Single by Motherlode

from the album When I Die
- B-side: "Living Life"
- Released: 1969
- Recorded: 1969
- Genre: Soul
- Label: Revolver REVS-005
- Songwriters: S. Kennedy, W. Smith, K. Marco
- Producer: Mort Ross

Motherlode singles chronology
| "Memories of a Broken Promise" (1969) | "Dear Old Daddy Bill" (1969) | "I'm So Glad You're You And Not Me" (1970) |

= Dear Old Daddy Bill =

1969 single by Motherlode

"Dear Old Daddy Bill" was the third and final charting single for Canadian band Motherlode.

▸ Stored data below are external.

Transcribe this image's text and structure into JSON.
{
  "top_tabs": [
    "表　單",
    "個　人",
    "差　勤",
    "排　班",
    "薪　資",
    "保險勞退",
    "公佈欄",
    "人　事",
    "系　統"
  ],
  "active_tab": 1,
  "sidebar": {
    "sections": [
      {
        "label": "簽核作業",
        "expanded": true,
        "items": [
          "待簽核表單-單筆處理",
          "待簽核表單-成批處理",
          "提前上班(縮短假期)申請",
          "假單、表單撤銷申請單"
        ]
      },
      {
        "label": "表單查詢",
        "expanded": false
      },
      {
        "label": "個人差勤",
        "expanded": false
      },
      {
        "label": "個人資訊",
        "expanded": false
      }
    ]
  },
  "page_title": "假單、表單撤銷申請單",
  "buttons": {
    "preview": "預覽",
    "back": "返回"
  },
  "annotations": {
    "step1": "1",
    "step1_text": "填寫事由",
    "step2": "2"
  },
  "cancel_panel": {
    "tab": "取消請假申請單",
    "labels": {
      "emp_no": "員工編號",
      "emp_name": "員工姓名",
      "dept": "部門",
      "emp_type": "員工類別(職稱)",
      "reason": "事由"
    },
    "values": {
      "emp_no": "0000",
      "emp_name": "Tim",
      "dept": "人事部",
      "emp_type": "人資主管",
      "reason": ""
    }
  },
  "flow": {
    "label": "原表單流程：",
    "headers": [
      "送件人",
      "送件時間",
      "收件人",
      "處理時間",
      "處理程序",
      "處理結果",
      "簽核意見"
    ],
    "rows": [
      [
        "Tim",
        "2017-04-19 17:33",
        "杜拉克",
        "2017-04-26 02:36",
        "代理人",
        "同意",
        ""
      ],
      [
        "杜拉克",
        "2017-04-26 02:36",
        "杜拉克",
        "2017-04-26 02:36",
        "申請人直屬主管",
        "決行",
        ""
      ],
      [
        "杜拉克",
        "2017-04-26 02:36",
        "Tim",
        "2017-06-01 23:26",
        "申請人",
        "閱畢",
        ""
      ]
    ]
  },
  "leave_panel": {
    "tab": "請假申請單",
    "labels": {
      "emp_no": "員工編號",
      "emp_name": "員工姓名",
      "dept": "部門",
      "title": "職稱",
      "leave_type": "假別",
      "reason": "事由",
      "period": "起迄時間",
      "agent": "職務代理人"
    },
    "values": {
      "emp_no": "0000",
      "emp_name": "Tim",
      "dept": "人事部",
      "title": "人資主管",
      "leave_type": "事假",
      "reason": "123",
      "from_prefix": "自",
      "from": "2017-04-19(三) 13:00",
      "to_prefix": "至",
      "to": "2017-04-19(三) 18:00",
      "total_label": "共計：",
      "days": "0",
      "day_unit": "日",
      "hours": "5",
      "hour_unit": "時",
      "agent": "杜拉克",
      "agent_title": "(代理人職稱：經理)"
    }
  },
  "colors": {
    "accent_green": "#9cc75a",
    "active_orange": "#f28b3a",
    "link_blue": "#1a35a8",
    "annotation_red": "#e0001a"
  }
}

Not having the success of the two previous releases, it was only a minor hit for the group.

==Background==
"Dear Old Daddy Bill" bw " Living Life" was released in Canada on Revolver REVS-005. It was written by Steve Kennedy, William "Smitty" Smith Smith and Kenny Marco. With the new distribution deal between Revolution Records and Compo Company, the single was released by early May, 1970.
==Chart performance==
In June 1970, the single reached number 10 on the Top 50 MAPL chart. It peaked at number 20 on the RPM Top 50 Canadian Content chart. It peaked at #69 on the RPM100 chart.